Regarding my marriage, my wife and I do a “marriage meeting” every week. A major reason a lot of marriages fall apart is a lack of communication about important things going on in the partnership. So much can change, even in the course of the week that the two of you have to stay on the same page.

On the other hand, if you are bringing up challenging topics all throughout the week, it can make for a very stressful week. We limit certain conversations to once a week. We dedicate a few hours to this meeting. One of the questions we ask is, “What do we have planned this upcoming week for our individual social lives and our own mental health?” A lot of the time, what we build into our week is play.

One of the reasons we are married is because we make each other laugh. We have fun with each other. We enjoy each other’s company. We’re a pretty playful couple as it is. I remember one of my co-workers — he’s a younger kid in his early 20s — he said, “You’re one of the first married couples I’ve met that really just seem to be great friends.” I don’t think you can have a great friendship with somebody if you’re not playing together. Growing up, your friends weren’t people that joined you at networking events. Your best friends growing up were all people that you played with.

I believe you need to build play into your marriage — if you can’t have some of these harder relationship conversations playfully, then you never really feel safe with your partner. You feel like you’re getting judged. It becomes more difficult to diffuse hard situations.

The reason we have comedians, the reason telling jokes is a really highly valued form of social currency, is because it’s the way we bring up hard, painful things and move through them together. It is a form of doing things playfully.

5) In your new book Play for a Living, much of the content is quotes from people who found joy in their work.

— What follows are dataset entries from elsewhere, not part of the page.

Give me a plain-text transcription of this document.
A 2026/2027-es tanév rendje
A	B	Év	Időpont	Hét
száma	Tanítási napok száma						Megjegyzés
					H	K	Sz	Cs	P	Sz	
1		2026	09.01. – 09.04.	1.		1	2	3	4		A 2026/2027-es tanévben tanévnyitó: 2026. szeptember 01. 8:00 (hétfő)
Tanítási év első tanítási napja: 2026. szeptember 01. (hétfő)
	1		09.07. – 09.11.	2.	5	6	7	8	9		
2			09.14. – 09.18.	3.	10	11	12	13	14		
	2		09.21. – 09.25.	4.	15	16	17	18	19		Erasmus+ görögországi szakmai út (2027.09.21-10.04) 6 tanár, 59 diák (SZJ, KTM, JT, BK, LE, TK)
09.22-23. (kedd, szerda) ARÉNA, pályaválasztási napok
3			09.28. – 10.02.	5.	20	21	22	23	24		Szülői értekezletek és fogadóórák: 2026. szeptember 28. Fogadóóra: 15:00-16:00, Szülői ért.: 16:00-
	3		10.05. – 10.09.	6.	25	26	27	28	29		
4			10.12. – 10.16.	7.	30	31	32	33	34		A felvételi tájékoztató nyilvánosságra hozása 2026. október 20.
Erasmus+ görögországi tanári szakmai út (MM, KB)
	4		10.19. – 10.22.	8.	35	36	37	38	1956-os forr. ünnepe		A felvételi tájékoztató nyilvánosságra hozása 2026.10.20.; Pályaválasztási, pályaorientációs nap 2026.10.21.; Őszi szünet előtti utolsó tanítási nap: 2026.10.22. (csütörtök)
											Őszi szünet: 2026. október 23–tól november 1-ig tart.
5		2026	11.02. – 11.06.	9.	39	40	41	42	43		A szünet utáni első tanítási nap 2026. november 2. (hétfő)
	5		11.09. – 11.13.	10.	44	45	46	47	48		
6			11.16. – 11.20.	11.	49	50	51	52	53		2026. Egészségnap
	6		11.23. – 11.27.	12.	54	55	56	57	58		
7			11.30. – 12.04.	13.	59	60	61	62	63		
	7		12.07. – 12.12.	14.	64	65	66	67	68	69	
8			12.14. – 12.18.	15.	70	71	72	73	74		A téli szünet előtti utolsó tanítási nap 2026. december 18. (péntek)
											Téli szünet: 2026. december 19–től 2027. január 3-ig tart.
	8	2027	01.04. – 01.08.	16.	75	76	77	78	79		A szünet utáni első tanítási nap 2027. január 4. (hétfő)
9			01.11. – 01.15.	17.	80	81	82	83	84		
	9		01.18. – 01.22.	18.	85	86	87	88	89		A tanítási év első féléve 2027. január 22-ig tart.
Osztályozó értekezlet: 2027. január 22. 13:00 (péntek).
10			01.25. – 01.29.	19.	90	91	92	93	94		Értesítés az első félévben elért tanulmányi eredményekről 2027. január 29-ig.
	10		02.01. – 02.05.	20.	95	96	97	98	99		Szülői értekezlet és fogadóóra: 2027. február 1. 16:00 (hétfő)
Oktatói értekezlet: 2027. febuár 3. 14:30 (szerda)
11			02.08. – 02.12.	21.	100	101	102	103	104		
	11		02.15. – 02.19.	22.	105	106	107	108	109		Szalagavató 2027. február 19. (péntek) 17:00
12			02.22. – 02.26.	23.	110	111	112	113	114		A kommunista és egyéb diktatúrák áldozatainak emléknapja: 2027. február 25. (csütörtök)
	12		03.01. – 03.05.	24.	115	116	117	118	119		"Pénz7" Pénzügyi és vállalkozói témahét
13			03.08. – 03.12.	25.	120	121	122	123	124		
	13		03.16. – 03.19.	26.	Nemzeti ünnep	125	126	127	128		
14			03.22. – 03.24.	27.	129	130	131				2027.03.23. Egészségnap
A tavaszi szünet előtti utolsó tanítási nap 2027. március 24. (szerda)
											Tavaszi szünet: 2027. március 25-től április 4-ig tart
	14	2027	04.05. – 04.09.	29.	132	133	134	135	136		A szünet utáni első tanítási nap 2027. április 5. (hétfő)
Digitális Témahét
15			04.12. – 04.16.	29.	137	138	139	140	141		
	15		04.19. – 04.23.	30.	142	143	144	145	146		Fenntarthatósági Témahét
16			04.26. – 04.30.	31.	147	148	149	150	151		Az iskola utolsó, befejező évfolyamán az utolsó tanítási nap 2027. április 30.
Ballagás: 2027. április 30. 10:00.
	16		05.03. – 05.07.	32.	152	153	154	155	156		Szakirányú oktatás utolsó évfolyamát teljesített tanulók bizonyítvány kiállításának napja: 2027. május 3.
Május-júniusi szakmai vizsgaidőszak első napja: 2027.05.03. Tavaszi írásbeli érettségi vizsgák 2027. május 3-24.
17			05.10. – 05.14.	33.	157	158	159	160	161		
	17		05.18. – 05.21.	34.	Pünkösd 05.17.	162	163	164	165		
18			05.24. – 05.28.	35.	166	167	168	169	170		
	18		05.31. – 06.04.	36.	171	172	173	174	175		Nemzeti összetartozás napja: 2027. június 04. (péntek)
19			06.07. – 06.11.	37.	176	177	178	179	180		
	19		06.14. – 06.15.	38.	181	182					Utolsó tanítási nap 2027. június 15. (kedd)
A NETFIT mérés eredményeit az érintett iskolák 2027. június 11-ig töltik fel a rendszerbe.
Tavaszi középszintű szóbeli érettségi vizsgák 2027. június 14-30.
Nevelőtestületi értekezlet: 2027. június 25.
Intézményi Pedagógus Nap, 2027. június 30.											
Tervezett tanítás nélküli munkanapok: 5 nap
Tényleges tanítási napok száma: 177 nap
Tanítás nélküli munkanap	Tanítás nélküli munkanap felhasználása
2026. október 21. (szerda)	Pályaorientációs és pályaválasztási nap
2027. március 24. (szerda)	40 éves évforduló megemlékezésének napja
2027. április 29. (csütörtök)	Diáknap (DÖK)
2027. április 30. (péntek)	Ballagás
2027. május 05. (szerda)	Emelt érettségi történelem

I imagine you have amassed these for some time, given your passion for this topic. Which is a quote about play that stands out to you?

So many of the quotes in that book really just talked to me; I did not set out intentionally to make the book or to get all those quotes. I just kept running into great quotes by some of my favorite people  — people that I really deeply admire for the work that they did (or do).

From the first quote in the book, which is Mark Twain’s, “When we talk about the great workers of the world, we actually mean the great players of the world,” to the second quote in the book, which is Thomas Edison’s “I never did a day’s work in my life. It was all fun,” which to me, that really stands out.

I wanted that quote up at the front of the book because Edison’s story is remarkable. He had 10,000 failures when trying to invent the light bulb. Somebody famously asked him, “What is it like to have 10,000 failed attempts?” He said, “I don’t have 10,000 failed attempts. I figured out 10,000 ways to not make a light bulb.” To him, his work was play.

Earlier I talked about how you stick with a task longer when you perceive it as play. No one could have been paid enough money to try to make a new invention 10,000 times. They’d tap out after 100, or whatever. That’s an insane amount of tries. Edison had over 1,000 patents to his name. He’s considered the most prolific inventor of all time.

I think of people like him, of Steve Jobs, of Leonardo da Vinci, as these relentless players, people who just could not help themselves. Also, with people like Steve Jobs, he also had the aspect of his personality that was fiercely competitive. He had the one-two punch of those two strengths in his personality.

To wrap up, I love the philosophical quotes of Alan Watts about just living life. He has had a rise again with millennials through YouTube. He says, “Instead of calling it work, realize it is play,” which again, is just a reframing of what it is you’re doing  — that if you make the choice, each moment of your life can be viewed as play.